March 2nd, 2007 | Josie

All the things one has forgotten scream for help in dreams.  ~Elias Canetti

I have found that there are weeks and weeks when I don’t dream at all, then there are nights when I have dreams that I cannot even begin to interpret.

I successfully slept for 17 hours last night, and woke up more confused than I have ever been in my life. I don’t even remember what the dream was about, I just woke up feeling the most enormous void in my life. How can I begin to fill a void when I don’t know what it is that needs to be filled?

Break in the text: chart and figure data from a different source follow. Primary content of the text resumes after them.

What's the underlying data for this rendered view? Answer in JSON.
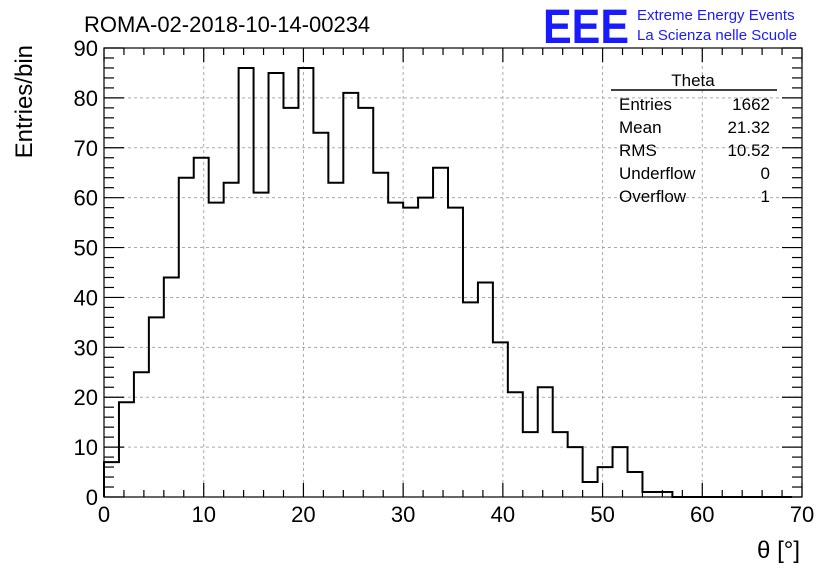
{
  "title": "ROMA-02-2018-10-14-00234",
  "logo": {
    "letters": "EEE",
    "line1": "Extreme Energy Events",
    "line2": "La Scienza nelle Scuole",
    "color": "#1a1aff"
  },
  "stats": {
    "name": "Theta",
    "rows": [
      {
        "label": "Entries",
        "value": "1662"
      },
      {
        "label": "Mean",
        "value": "21.32"
      },
      {
        "label": "RMS",
        "value": "10.52"
      },
      {
        "label": "Underflow",
        "value": "0"
      },
      {
        "label": "Overflow",
        "value": "1"
      }
    ]
  },
  "chart_data": {
    "type": "bar",
    "xlabel": "θ [°]",
    "ylabel": "Entries/bin",
    "xlim": [
      0,
      70
    ],
    "ylim": [
      0,
      90
    ],
    "xticks": [
      0,
      10,
      20,
      30,
      40,
      50,
      60,
      70
    ],
    "yticks": [
      0,
      10,
      20,
      30,
      40,
      50,
      60,
      70,
      80,
      90
    ],
    "grid": true,
    "bin_width": 1.5,
    "bin_start": 0,
    "values": [
      7,
      19,
      25,
      36,
      44,
      64,
      68,
      59,
      63,
      86,
      61,
      85,
      78,
      86,
      73,
      63,
      81,
      78,
      65,
      59,
      58,
      60,
      66,
      58,
      39,
      43,
      31,
      21,
      13,
      22,
      13,
      10,
      3,
      6,
      10,
      5,
      1,
      1,
      0,
      0,
      0,
      0,
      0,
      0,
      0,
      0
    ]
  }
}
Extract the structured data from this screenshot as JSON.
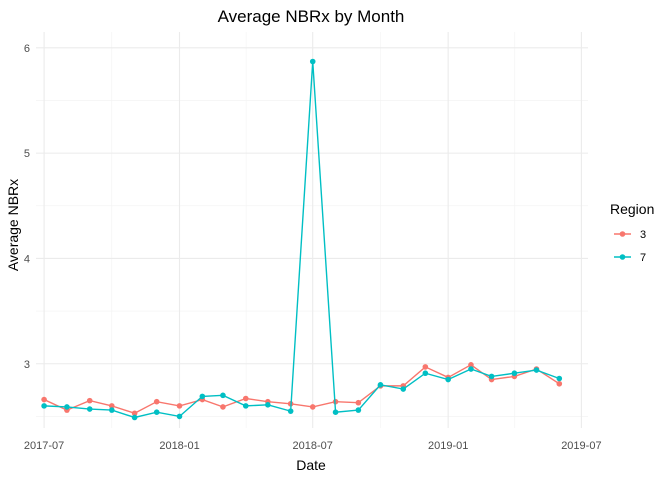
{
  "chart_data": {
    "type": "line",
    "title": "Average NBRx by Month",
    "xlabel": "Date",
    "ylabel": "Average NBRx",
    "x_ticks": [
      "2017-07",
      "2018-01",
      "2018-07",
      "2019-01",
      "2019-07"
    ],
    "y_ticks": [
      "3",
      "4",
      "5",
      "6"
    ],
    "ylim": [
      2.39,
      6.15
    ],
    "xlim": [
      "2017-06-20",
      "2019-07-10"
    ],
    "grid": true,
    "legend": {
      "title": "Region",
      "placement": "right"
    },
    "x": [
      "2017-07",
      "2017-08",
      "2017-09",
      "2017-10",
      "2017-11",
      "2017-12",
      "2018-01",
      "2018-02",
      "2018-03",
      "2018-04",
      "2018-05",
      "2018-06",
      "2018-07",
      "2018-08",
      "2018-09",
      "2018-10",
      "2018-11",
      "2018-12",
      "2019-01",
      "2019-02",
      "2019-03",
      "2019-04",
      "2019-05",
      "2019-06"
    ],
    "series": [
      {
        "name": "3",
        "color": "#F8766D",
        "values": [
          2.66,
          2.56,
          2.65,
          2.6,
          2.53,
          2.64,
          2.6,
          2.66,
          2.59,
          2.67,
          2.64,
          2.62,
          2.59,
          2.64,
          2.63,
          2.79,
          2.79,
          2.97,
          2.87,
          2.99,
          2.85,
          2.88,
          2.95,
          2.81
        ]
      },
      {
        "name": "7",
        "color": "#00BFC4",
        "values": [
          2.6,
          2.59,
          2.57,
          2.56,
          2.49,
          2.54,
          2.5,
          2.69,
          2.7,
          2.6,
          2.61,
          2.55,
          5.87,
          2.54,
          2.56,
          2.8,
          2.76,
          2.91,
          2.85,
          2.95,
          2.88,
          2.91,
          2.94,
          2.86
        ]
      }
    ]
  }
}
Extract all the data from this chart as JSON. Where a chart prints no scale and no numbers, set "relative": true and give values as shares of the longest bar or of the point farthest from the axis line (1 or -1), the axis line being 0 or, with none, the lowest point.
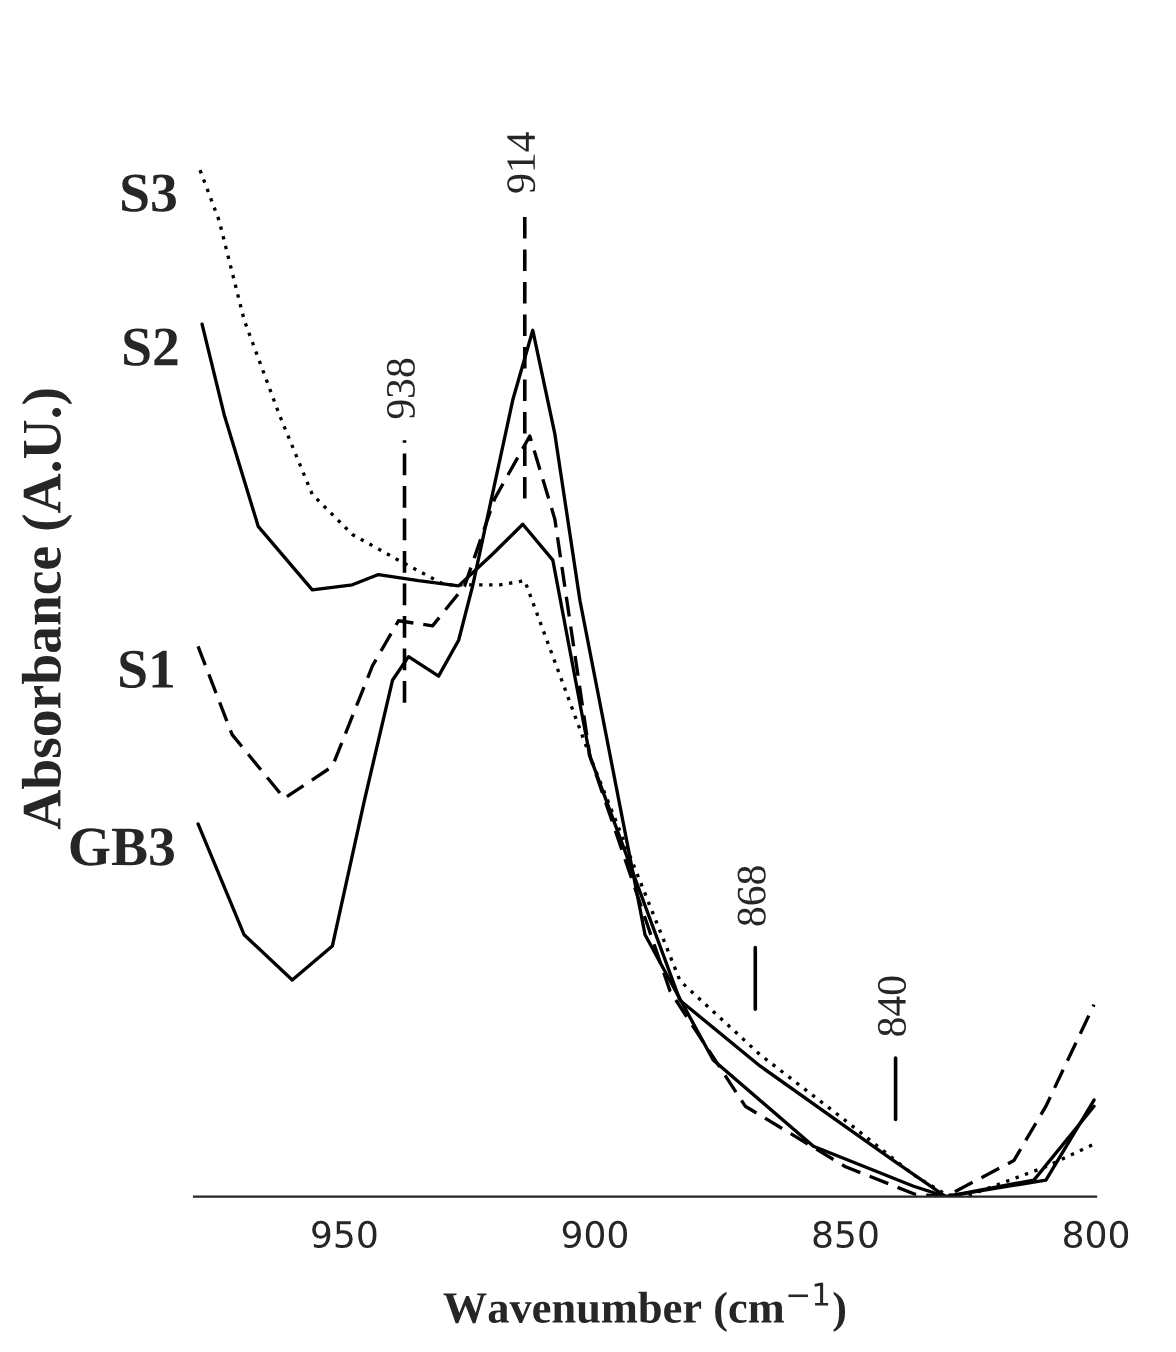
{
  "chart_data": {
    "type": "line",
    "relative": true,
    "xlabel": "Wavenumber (cm$^{−1}$)",
    "ylabel": "Absorbance (A.U.)",
    "xlim": [
      980,
      800
    ],
    "xticks": [
      950,
      900,
      850,
      800
    ],
    "grid": false,
    "legend": false,
    "marker": "none",
    "series": [
      {
        "name": "S3",
        "color": "#000000",
        "line_style": "dotted",
        "x": [
          978.8,
          975,
          970,
          963,
          956.4,
          948.4,
          939.2,
          930,
          919,
          914,
          901,
          883,
          867,
          850,
          836.4,
          830,
          826,
          810,
          800.4
        ],
        "values": [
          1.0,
          0.951,
          0.854,
          0.762,
          0.684,
          0.645,
          0.62,
          0.596,
          0.596,
          0.6,
          0.429,
          0.21,
          0.138,
          0.074,
          0.021,
          0.002,
          0.0,
          0.029,
          0.051
        ]
      },
      {
        "name": "S2",
        "color": "#000000",
        "line_style": "solid",
        "x": [
          978.4,
          974,
          967.2,
          956.4,
          948.4,
          943.2,
          935.2,
          927.2,
          920.4,
          914.4,
          908.4,
          901,
          883,
          867,
          850,
          840.4,
          830,
          810,
          800.4
        ],
        "values": [
          0.85,
          0.762,
          0.653,
          0.591,
          0.596,
          0.606,
          0.6,
          0.595,
          0.626,
          0.655,
          0.62,
          0.429,
          0.191,
          0.127,
          0.068,
          0.035,
          0.0,
          0.016,
          0.094
        ]
      },
      {
        "name": "S1",
        "color": "#000000",
        "line_style": "dashed",
        "x": [
          979.2,
          972.4,
          962,
          952.4,
          944.4,
          939.2,
          932.4,
          926,
          920,
          913,
          908,
          901,
          885,
          870,
          850,
          836,
          830,
          816.4,
          810,
          800.4
        ],
        "values": [
          0.536,
          0.45,
          0.388,
          0.419,
          0.517,
          0.561,
          0.556,
          0.595,
          0.68,
          0.741,
          0.66,
          0.429,
          0.2,
          0.088,
          0.029,
          0.002,
          0.0,
          0.035,
          0.088,
          0.187
        ]
      },
      {
        "name": "GB3",
        "color": "#000000",
        "line_style": "solid",
        "x": [
          979.2,
          970,
          960.4,
          952.4,
          946,
          940.4,
          937.2,
          931.2,
          927.2,
          924.4,
          916.4,
          912.4,
          908,
          903,
          890,
          876.4,
          856.4,
          836.4,
          830,
          812.4,
          800.4
        ],
        "values": [
          0.363,
          0.255,
          0.211,
          0.244,
          0.386,
          0.503,
          0.526,
          0.507,
          0.542,
          0.595,
          0.776,
          0.844,
          0.743,
          0.581,
          0.255,
          0.133,
          0.049,
          0.01,
          0.0,
          0.016,
          0.088
        ]
      }
    ],
    "ref_lines": [
      {
        "axis": "x",
        "value": 938,
        "label": "938",
        "line_style": "dashed"
      },
      {
        "axis": "x",
        "value": 914,
        "label": "914",
        "line_style": "dashed"
      },
      {
        "axis": "x",
        "value": 868,
        "label": "868",
        "line_style": "solid"
      },
      {
        "axis": "x",
        "value": 840,
        "label": "840",
        "line_style": "solid"
      }
    ]
  }
}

I have always felt safe in sleep. Aside from rare nightmares, I can usually excape into emotional oblivion within the realms of dreamless sleep. Not really sure what such a dream means to the grand scheme of my life, but it does take away one of my few safe havens.

Just resting…

October 2nd, 2006 | Josie

“How beautiful it is to do nothing, and then to rest afterward.”~Spanish Proverb

 

When I was younger, my mom called them “mantal health days,” those days where you skip school or work or whatever other obligations that you have and just do whatever strikes your fancy. Sometimes this entails doing nothing but lying on the couch reading a book, taking breaks only to use the bathroom and, if you remember, to eat. Other days it meant running around the house like a chicken with its head cut off, doing a million projects at once. Every couple of months I would go into my parents room and inform my mom that I didn’t feel like going to school. Where other parents might have rejected this as lazy, my mom simply asked if I had a test (which I never lied about, since that would have put my mental health days in jepordy), and said to enjoy myself. Without these days, I don’t think that I would have made it through high school in one piece (which, admittedly, I almost didn’t anyways). 

Since arriving in Europe, my life seems to have been one giant blur. We are always going, going, going. I don’t function well like that. It really has nothing to do with stress as much as it has to do with me needing to collect my thoughts and center myself. When I was growing up everyone thought I was outgoing, and most of the time I am, but there are days when I just need to be alone, days when I don’t even want to talk to other people, or listen to them talk. I just want to turn off and simply exist, let the world turn without me for a while.